None of this is original with me, but it's the position I've come to after much thought and a fair bit of research. (Most recent piece of which: Super Charged by Jim Rendon. Decent, but not worth hardcover prices. Wait for the paperback or watch for it used.)
So. Given that even possessing marijuana remains a federal crime, will anything come of it? Invading Colorado with hundreds of door-kicking DEA thugs could turn Colorado red next election. Don't wait up for it. The Feds will make a great deal of noise, but the same thing will happen as happened in 2000, when Colorado approved medical marijuana: nothing.

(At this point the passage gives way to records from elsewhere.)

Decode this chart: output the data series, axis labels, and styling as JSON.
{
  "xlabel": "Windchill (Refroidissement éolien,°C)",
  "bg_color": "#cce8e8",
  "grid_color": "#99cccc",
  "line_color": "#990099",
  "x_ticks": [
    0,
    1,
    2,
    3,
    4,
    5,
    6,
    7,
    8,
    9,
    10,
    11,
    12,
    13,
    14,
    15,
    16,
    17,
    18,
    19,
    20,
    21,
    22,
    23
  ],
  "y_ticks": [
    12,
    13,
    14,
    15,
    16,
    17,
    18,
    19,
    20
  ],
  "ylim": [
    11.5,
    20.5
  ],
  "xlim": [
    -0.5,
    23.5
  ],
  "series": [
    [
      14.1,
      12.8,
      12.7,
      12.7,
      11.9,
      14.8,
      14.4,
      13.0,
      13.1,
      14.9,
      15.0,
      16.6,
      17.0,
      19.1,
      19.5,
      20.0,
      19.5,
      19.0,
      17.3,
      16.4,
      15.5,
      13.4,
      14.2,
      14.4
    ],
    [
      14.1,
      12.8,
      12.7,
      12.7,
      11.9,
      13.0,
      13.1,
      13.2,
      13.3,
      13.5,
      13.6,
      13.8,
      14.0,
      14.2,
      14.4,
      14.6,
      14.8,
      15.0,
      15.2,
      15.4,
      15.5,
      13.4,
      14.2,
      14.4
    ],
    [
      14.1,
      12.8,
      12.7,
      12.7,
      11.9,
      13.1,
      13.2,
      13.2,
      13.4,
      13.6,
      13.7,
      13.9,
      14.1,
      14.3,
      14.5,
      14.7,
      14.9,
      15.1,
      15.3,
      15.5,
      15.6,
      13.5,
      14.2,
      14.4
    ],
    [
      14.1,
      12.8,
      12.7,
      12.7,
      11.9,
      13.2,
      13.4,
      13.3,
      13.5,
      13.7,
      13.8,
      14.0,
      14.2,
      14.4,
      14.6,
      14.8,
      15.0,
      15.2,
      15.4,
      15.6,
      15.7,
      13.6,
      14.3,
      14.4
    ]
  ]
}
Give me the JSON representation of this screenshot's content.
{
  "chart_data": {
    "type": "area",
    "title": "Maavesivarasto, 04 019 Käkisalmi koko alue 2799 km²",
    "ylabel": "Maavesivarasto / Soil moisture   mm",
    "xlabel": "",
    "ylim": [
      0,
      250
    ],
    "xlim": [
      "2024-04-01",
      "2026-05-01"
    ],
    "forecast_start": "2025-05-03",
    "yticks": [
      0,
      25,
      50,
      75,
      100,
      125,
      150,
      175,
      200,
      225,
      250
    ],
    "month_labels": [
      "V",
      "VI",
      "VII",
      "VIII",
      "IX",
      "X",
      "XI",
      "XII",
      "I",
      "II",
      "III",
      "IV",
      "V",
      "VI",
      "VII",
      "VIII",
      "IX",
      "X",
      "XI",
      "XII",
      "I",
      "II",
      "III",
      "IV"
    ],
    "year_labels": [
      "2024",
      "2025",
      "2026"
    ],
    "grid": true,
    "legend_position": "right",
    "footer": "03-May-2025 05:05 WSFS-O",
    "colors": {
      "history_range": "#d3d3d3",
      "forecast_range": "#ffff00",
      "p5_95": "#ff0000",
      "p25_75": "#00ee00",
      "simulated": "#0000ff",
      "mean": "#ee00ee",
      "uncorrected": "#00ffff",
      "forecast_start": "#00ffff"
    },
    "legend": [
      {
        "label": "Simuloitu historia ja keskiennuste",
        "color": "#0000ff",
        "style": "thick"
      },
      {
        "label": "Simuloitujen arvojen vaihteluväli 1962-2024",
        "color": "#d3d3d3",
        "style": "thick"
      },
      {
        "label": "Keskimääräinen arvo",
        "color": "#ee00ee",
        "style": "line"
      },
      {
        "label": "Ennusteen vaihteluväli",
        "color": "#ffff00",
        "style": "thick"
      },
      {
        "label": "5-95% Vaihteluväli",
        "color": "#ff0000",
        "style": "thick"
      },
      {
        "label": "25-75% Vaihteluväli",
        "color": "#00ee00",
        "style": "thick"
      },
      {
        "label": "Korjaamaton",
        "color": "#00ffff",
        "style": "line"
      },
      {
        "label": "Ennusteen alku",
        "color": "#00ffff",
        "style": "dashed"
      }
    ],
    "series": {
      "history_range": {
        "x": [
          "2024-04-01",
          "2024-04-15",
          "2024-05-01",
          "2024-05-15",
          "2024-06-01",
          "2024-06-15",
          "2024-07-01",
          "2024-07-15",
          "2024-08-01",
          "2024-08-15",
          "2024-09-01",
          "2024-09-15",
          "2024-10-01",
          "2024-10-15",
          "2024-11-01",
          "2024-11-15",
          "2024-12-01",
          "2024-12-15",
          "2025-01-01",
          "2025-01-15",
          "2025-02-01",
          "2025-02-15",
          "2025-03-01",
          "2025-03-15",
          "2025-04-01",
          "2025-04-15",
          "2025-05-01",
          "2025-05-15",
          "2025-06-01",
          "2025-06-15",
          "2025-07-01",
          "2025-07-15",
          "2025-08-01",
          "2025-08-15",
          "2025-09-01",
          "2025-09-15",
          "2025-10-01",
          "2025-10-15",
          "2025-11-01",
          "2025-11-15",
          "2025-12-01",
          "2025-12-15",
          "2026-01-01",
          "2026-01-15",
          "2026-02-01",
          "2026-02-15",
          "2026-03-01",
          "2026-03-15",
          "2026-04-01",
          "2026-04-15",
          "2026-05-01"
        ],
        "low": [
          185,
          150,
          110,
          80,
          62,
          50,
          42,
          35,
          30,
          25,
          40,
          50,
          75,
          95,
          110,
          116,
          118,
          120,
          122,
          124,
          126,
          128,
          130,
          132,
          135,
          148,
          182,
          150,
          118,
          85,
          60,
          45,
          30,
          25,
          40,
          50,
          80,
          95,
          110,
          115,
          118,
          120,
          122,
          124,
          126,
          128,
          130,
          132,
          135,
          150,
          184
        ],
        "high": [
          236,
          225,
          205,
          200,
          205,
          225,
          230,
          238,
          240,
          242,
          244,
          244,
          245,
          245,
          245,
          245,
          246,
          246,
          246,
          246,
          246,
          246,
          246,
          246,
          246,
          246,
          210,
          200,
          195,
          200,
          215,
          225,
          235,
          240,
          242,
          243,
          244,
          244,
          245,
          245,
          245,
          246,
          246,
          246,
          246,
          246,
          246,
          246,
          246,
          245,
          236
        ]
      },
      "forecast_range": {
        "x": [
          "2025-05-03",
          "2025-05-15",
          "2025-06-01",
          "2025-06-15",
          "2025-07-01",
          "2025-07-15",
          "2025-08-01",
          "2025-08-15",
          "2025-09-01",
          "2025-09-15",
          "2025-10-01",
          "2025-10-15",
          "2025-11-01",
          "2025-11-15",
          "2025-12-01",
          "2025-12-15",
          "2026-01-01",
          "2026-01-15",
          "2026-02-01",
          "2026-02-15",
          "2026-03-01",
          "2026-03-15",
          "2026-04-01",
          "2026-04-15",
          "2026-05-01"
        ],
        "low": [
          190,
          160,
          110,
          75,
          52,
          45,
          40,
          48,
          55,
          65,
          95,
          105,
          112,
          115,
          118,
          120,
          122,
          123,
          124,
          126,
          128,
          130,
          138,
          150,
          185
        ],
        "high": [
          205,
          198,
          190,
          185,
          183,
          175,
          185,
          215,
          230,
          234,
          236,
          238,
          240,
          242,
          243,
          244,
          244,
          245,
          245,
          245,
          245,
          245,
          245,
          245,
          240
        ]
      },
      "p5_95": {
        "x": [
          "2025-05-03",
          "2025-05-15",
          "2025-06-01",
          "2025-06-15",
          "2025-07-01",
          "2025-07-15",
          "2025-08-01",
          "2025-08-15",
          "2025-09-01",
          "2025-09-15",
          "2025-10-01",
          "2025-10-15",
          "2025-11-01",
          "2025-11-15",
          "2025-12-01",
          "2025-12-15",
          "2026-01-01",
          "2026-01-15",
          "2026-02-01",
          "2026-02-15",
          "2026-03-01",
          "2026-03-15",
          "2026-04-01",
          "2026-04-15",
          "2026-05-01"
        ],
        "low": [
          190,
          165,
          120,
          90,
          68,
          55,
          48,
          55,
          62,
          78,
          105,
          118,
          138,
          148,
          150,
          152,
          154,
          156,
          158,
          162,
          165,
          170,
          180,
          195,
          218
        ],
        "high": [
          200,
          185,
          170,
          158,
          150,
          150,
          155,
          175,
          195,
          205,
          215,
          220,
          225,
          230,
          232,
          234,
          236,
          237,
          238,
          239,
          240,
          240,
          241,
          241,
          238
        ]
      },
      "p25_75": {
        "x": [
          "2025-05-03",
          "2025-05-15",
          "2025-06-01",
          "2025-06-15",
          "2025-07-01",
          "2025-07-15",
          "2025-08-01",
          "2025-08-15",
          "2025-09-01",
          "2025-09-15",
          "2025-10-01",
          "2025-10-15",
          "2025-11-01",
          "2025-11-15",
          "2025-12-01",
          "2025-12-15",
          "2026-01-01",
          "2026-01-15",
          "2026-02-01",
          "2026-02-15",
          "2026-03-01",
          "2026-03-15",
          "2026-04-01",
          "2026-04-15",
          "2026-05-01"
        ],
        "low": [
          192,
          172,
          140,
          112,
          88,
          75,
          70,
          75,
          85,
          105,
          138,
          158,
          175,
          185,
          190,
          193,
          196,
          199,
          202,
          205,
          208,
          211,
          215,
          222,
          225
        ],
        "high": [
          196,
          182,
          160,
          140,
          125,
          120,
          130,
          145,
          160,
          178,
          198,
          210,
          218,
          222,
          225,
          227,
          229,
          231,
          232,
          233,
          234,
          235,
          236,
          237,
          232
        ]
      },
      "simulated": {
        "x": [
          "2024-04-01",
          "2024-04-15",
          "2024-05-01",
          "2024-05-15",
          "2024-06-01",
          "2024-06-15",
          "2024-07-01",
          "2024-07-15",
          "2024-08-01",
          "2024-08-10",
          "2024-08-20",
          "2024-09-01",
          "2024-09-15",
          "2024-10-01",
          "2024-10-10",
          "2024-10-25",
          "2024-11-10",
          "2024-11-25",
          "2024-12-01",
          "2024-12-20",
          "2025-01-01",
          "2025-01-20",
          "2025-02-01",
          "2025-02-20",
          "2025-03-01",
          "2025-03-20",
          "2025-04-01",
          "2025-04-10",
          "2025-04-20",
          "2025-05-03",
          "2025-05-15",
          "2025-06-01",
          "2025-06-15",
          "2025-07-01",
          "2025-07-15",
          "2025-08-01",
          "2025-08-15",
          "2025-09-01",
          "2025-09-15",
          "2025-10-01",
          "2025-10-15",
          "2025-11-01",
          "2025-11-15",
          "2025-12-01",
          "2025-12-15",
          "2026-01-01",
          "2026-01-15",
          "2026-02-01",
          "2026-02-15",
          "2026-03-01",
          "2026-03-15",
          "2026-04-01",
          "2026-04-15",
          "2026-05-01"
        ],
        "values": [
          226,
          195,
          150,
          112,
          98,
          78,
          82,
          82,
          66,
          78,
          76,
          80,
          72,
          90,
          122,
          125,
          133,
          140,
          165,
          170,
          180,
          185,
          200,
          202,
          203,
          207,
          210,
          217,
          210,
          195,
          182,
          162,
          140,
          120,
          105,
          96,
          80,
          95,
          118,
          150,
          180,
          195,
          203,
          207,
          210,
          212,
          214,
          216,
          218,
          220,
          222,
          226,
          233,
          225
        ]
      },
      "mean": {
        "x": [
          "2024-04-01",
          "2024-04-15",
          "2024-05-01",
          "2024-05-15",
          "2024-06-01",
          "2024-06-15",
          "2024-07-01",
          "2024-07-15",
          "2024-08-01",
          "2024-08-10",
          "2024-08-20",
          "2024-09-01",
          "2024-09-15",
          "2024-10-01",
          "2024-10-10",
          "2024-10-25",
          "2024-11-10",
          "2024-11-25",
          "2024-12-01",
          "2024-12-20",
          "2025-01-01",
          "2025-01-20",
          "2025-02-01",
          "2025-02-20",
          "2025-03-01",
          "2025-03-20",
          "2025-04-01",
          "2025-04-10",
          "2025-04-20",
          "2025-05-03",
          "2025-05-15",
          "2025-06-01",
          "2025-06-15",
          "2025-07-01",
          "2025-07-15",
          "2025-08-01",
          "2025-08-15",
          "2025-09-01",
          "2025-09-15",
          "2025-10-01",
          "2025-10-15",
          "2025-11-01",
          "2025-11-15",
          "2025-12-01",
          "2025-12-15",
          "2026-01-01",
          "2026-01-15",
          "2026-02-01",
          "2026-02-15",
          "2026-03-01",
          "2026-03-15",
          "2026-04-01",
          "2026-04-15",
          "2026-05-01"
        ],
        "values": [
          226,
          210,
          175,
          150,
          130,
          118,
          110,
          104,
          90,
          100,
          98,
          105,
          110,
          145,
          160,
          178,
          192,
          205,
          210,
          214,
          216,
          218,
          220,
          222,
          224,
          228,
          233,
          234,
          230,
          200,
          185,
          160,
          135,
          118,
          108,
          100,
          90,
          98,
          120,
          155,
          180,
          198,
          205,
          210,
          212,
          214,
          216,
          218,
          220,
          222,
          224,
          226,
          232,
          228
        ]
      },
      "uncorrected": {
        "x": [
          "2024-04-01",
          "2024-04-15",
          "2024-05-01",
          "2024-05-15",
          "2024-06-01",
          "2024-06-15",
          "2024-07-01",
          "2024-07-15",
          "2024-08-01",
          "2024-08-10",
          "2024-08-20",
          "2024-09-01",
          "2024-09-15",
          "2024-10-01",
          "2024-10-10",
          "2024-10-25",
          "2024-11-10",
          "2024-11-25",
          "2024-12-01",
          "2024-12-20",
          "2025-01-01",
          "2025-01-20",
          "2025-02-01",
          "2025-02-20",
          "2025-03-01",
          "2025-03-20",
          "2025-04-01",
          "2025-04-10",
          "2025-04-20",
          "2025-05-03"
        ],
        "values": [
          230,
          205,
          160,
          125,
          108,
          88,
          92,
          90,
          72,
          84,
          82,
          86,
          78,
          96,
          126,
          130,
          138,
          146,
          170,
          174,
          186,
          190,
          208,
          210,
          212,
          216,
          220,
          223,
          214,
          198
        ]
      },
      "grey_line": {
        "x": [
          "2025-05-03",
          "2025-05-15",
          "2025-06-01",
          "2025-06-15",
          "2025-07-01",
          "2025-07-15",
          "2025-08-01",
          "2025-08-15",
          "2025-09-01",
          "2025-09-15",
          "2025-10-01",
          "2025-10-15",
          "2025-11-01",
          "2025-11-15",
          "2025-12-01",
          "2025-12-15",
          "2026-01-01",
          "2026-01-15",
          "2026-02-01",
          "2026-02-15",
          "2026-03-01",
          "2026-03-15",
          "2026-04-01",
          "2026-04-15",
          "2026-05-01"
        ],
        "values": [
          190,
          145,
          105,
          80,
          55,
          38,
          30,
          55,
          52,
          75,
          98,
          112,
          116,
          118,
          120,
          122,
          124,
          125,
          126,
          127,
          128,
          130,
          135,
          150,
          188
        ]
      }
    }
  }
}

I think we're approaching a sort of tipping point: The more states that legalize marijuana without dogs and cats living together, the sillier that all the sound and fury over marijuana becomes. Sooner or later the Feds will quietly fold, and even the Republicans will vote to repeal marijuana prohibition. As goes the US goes the rest of the Western world. It won't be next year or the year after, but I still hold that it's science fiction, not fantasy. Moreover, it's dull science fiction. (Rather like Bowl of Heaven...but I get ahead of myself.)